Another handy trick is to pair olive oil with low calorie, high flavor ingredients. Fresh herbs, citrus juice, vinegar, mustard, garlic, and spices let you stretch one tablespoon across a full salad bowl or sheet pan.
Practical Portion Hacks
- Keep a tablespoon and teaspoon by the stove so measuring becomes automatic.
- Use a small squeeze bottle or spray mister for pans instead of free pouring.
- Stir olive oil into sauces slowly until the shine and texture look right, instead of dumping in a preset amount.
These habits tend to feel natural after a short while. At that point you gain the flavor and texture you enjoy while keeping each meal’s oil allotment within a clear range.

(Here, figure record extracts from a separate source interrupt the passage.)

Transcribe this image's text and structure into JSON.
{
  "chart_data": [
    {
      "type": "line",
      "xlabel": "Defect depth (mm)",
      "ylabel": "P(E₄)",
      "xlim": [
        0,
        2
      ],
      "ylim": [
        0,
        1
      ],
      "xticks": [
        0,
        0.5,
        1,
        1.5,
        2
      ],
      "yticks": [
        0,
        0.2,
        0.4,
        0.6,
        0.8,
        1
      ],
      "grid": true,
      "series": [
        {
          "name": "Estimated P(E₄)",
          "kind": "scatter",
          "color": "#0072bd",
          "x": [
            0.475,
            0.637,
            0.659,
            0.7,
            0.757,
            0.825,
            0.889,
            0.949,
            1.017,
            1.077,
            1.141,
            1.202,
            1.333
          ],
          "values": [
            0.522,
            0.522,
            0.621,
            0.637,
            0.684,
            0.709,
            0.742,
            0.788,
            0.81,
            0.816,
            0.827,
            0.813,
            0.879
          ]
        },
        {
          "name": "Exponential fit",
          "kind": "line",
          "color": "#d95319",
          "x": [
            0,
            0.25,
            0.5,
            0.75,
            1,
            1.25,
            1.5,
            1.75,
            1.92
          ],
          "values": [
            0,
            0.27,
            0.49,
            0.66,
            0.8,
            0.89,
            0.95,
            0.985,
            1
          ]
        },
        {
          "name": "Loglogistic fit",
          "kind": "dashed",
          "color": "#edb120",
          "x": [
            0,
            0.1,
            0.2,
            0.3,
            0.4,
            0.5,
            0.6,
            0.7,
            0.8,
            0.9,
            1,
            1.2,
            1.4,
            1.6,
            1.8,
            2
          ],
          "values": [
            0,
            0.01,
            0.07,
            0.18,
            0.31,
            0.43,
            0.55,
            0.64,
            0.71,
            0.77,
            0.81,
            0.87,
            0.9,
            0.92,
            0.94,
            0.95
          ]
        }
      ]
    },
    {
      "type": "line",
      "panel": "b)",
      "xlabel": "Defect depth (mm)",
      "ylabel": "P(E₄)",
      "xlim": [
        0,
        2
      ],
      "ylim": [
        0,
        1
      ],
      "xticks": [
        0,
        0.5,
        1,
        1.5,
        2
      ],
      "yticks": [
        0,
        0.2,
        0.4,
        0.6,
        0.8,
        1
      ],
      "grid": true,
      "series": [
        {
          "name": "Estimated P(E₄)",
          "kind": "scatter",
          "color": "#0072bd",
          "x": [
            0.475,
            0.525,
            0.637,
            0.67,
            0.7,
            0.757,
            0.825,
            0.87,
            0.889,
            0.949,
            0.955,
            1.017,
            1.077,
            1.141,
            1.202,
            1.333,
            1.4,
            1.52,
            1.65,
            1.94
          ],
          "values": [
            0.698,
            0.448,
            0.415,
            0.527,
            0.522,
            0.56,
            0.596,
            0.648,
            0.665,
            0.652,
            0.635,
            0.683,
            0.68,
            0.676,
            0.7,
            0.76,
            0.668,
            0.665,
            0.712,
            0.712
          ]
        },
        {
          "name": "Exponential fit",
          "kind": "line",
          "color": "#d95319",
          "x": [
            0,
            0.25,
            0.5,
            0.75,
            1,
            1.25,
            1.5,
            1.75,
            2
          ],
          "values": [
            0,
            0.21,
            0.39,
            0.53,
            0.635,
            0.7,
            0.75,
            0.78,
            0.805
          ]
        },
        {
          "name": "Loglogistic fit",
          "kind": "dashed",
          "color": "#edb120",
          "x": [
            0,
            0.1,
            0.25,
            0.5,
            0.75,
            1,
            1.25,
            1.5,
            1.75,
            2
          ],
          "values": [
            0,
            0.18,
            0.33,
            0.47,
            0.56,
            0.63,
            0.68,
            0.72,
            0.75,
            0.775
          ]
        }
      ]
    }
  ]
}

Balancing Calories And Nutrition
Olive oil brings more than energy. It also supplies vitamin E and vitamin K along with plant compounds that have been linked with markers of cardiovascular health in research on Mediterranean style eating patterns.
By treating olive oil as one shared part of your fat budget instead of an unlimited extra, you can keep both energy intake and nutrient variety on track.
Practical Takeaways For Everyday Cooking
For most home cooks, the goal is not to count every gram, but to gain a clear picture of what an olive oil spoonful does to a plate. A level tablespoon adds around 119 calories, while a teaspoon adds around 40.
If you enjoy salads, roasted vegetables, or bread dipped in oil, measured spoons help you keep those dishes in your routine without hidden calorie surprises. The same idea helps when you eat out, since you can quickly estimate how much oil a glossy dish may contain.
If weight control sits high on your priority list, a structured calorie deficit for weight loss guide pairs neatly with the spoon counts in this article.
Once you learn what a teaspoon and tablespoon look like in your own dishes, each pour becomes a clear choice instead of a guess most of the time.